Gotshalk LA, Kraemer WJ, Mendonca MA, Vingren JL, Kenny AM, Spiering BA, Hatfield DL, Fragala MS, Volek JS: Creatine supplementation improves muscular performance in older women. Eur J Appl Physiol 2007.

Tarnopolsky M, Zimmer A, Paikin J, Safdar A, Aboud A, Pearce E, Roy B, Doherty T: Creatine monohydrate and conjugated linoleic Acid improve strength and body composition following resistance exercise in older adults. PLoS ONE 2007, 2(10):e991.

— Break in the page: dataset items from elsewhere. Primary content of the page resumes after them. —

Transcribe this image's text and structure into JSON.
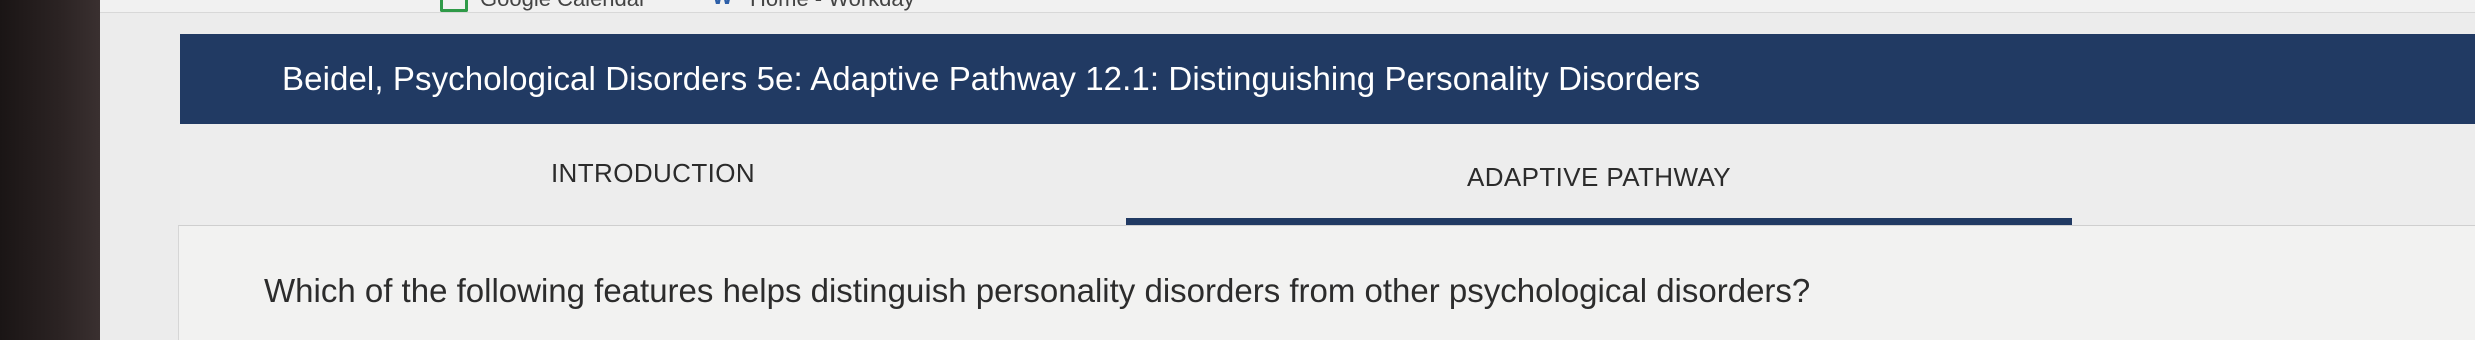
{
  "bookmarks": {
    "items": [
      {
        "label": "Google Calendar",
        "icon": "calendar-icon"
      },
      {
        "label": "Home - Workday",
        "icon": "workday-icon"
      }
    ]
  },
  "header": {
    "title": "Beidel, Psychological Disorders 5e: Adaptive Pathway 12.1: Distinguishing Personality Disorders"
  },
  "tabs": [
    {
      "label": "INTRODUCTION",
      "active": false
    },
    {
      "label": "ADAPTIVE PATHWAY",
      "active": true
    }
  ],
  "main": {
    "question": "Which of the following features helps distinguish personality disorders from other psychological disorders?"
  },
  "colors": {
    "banner": "#213a63",
    "tab_underline": "#213a63",
    "tab_background": "#ededed",
    "content_background": "#f2f2f1"
  }
}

Bender A, Beckers J, Schneider I, Holter SM, Haack T, Ruthsatz T, Vogt-Weisenhorn DM, Becker L, Genius J, Rujescu D et al: Creatine improves health and survival of mice. Neurobiol Aging 2007.

Lyoo IK, Kong SW, Sung SM, Hirashima F, Parow A, Hennen J, Cohen BM, Renshaw PF: Multinuclear magnetic resonance spectroscopy of high-energy phosphate metabolites in human brain following oral supplementation of creatine-monohydrate. Psychiatry Res 2003, 123(2):87-100.

McMorris T, Mielcarz G, Harris RC, Swain JP, Howard A: Creatine supplementation and cognitive performance in elderly individuals. Neuropsychol Dev Cogn B Aging Neuropsychol Cogn 2007, 14(5):517-528.